Este final de la «Carta» nos da lo que podríamos llamar la «contemplación específica» de la Hija de la Caridad, que encuentra a Cristo en el Pobre. Es así como María la ayuda a hacer de su culto —de su contemplación— un compromiso de vida, uniendo «servicio y presencia»: presencia junto al Pobre, presencia junto a Cristo en el Pobre, esfuerzo por hacer sensible al mismo Pobre a esa presencia operante de Cristo en su corazón y en su vida.

b) Nuestro compromiso o actividad debe traducir nuestra «pasión» por el Pobre

«Pasión»… estar «apasionados». Recapacitemos en estas palabras, que evocan ante todo a Cristo en su Misterio Pascual: «La Caridad de Jesús Crucificado nos apremia». El, sí que está «apasionado» de amor por nosotros. «No hay mayor prueba de amor que la de dar la vida por los que se ama». El Cristo de la «Pasión» es el que se nos muestra en los Pobres, con los que se identifica, identificándose también con su sufrimiento.
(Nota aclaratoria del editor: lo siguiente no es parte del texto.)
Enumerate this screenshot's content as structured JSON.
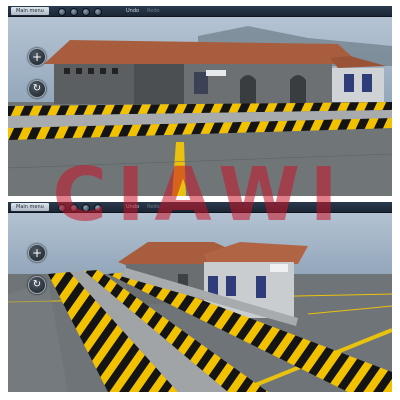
{
  "toolbar": {
    "main_menu_label": "Main menu",
    "undo_label": "Undo",
    "redo_label": "Redo"
  },
  "controls": {
    "zoom_icon": "plus-icon",
    "rotate_icon": "rotate-icon",
    "zoom_glyph": "+",
    "rotate_glyph": "↻"
  },
  "watermark": "CIAWI",
  "colors": {
    "sky": "#8fa3b8",
    "ground": "#6f7478",
    "roof": "#a85e3e",
    "wall": "#6b6e70",
    "hazard_yellow": "#f2c200",
    "hazard_black": "#141414",
    "line_yellow": "#e9c20e"
  }
}
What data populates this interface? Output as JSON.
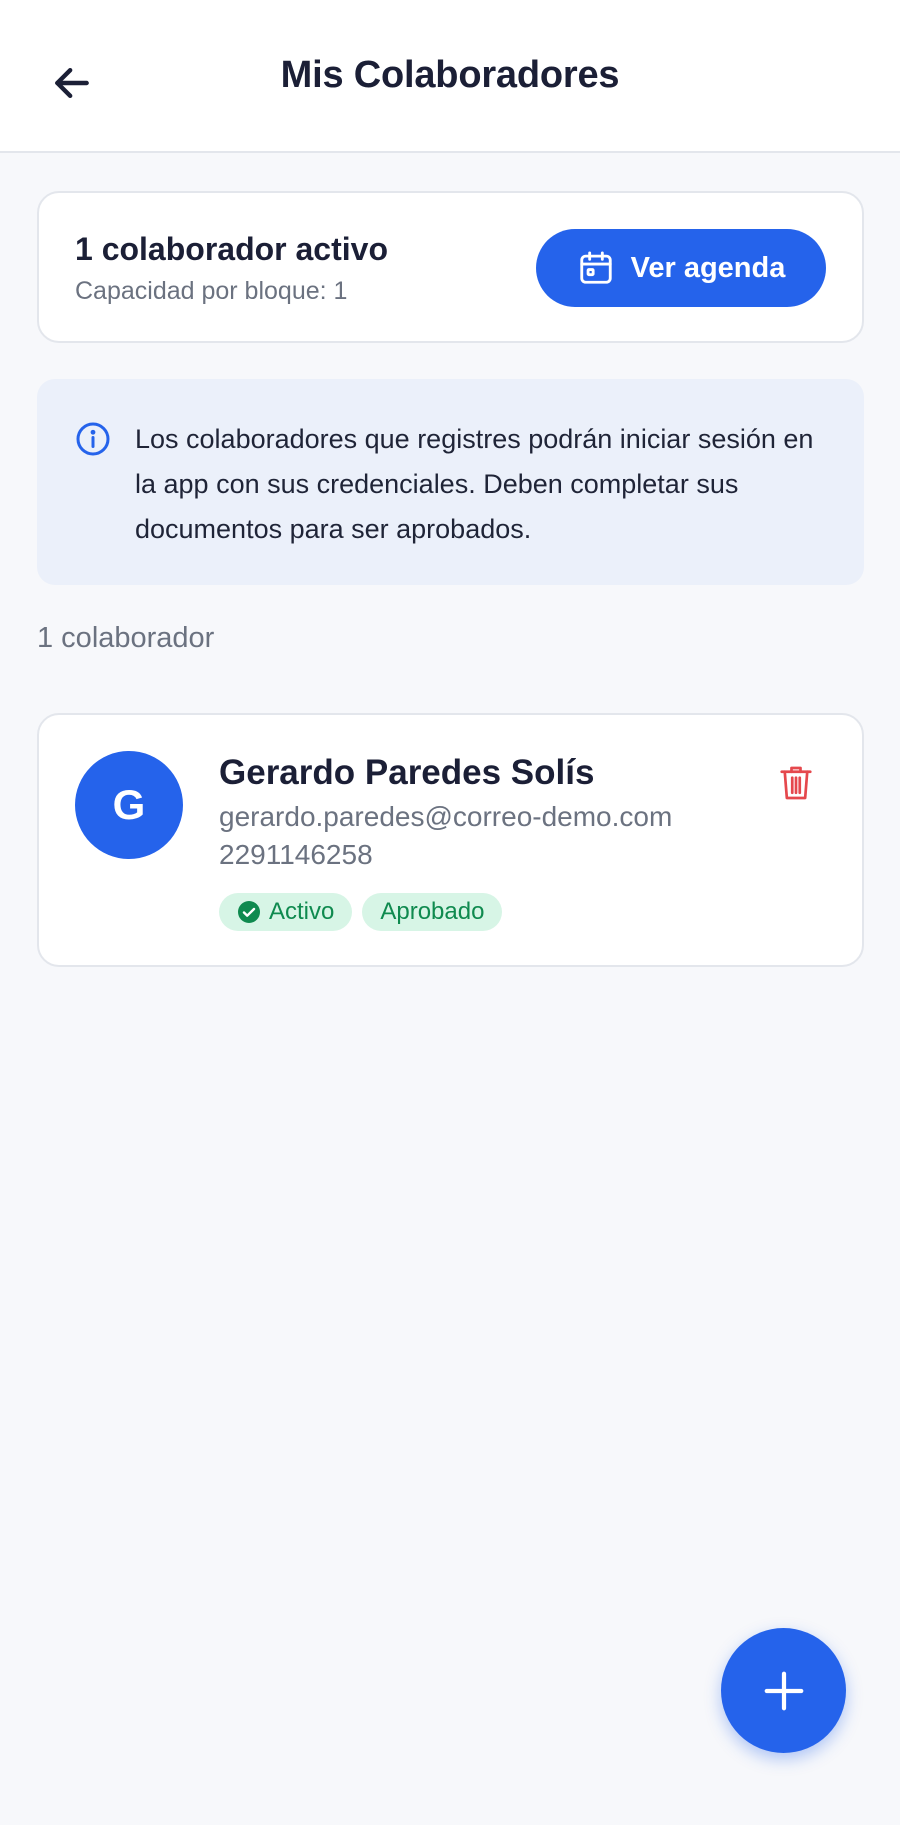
{
  "header": {
    "title": "Mis Colaboradores",
    "back_icon": "arrow-left-icon"
  },
  "summary": {
    "title": "1 colaborador activo",
    "subtitle": "Capacidad por bloque: 1",
    "agenda_button": "Ver agenda",
    "agenda_icon": "calendar-icon"
  },
  "info": {
    "icon": "info-icon",
    "text": "Los colaboradores que registres podrán iniciar sesión en la app con sus credenciales. Deben completar sus documentos para ser aprobados."
  },
  "list": {
    "count_label": "1 colaborador",
    "items": [
      {
        "initial": "G",
        "name": "Gerardo Paredes Solís",
        "email": "gerardo.paredes@correo-demo.com",
        "phone": "2291146258",
        "badges": [
          "Activo",
          "Aprobado"
        ]
      }
    ]
  },
  "fab": {
    "icon": "plus-icon"
  },
  "colors": {
    "primary": "#2563eb",
    "success_bg": "#d7f5e6",
    "success_text": "#0f8a4f",
    "danger": "#e5484d",
    "info_bg": "#ebf0fa"
  }
}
Lo encontramos en ese amor de preferencia que les profesa, amor que es el que nos «apremia» a vivir, también nosotros, esa «pasión». Podemos ir repasando todos estos puntos y, al hacerlo, nos daremos cuenta de qué modo María es inseparable de todos ellos, partiendo de su presencia en el Calvario y siguiendo con la irradiación de misericordia que va dejando en la marcha de la humanidad y de la Iglesia.

¡¿Cómo es posible que haya cabido el temor de que la devoción mariana perjudicara a nuestro fervor misionero o debilitara nuestro afán en el Servicio a los Pobres?! ¡Si éste es, precisamente, un criterio para reconocer la autenticidad de todo culto mariano! María es la «Estrella de la Evangelización» y más especialmente de la «Nueva Evangelización», que nos arma con amor y audacia para que no retrocedamos ante los riesgos que se impongan cuando se trate del bien de los humildes, de los marginados. Con su Hijo, María nos repite: «Quien quiera salvar su vida, la perderá, y quien pierda la vida por mí y el Evangelio, ese la salvará» (Mc., 8, 35). Su «Magnificat», al que ha podido llamarse «la revolución de Dios», es un cántico de Esperanza para los Pobres, un cántico para una civilización del Amor, un cántico para una evangelización destinada a preparar esa civilización del Amor (Cf. Ecos de la Compañía, marzo 1988, pp. 88-89).

De todo esto pueden sacarse muchas consecuencias prácticas para nuestra forma de entregarnos al Servicio a los Pobres. Este espíritu es el que hay que tratar de infundir a las Juventudes Marianas, Movimiento de oración y de educación en la Fe, aprendiendo de María, que ha de desembocar, de una forma o de otra, en el apostolado, en la promoción integral del Pobre, en la participación en la construcción de la Iglesia y de la ciudad humana según el designio de Dios. ¿Quién, mejor que María, puede enseñarnos todo esto?

«Pidan mucho a la Santísima Virgen que sea Ella su Única Madre».

Estas últimas palabras de Santa Luisa siguen interpelándonos hoy.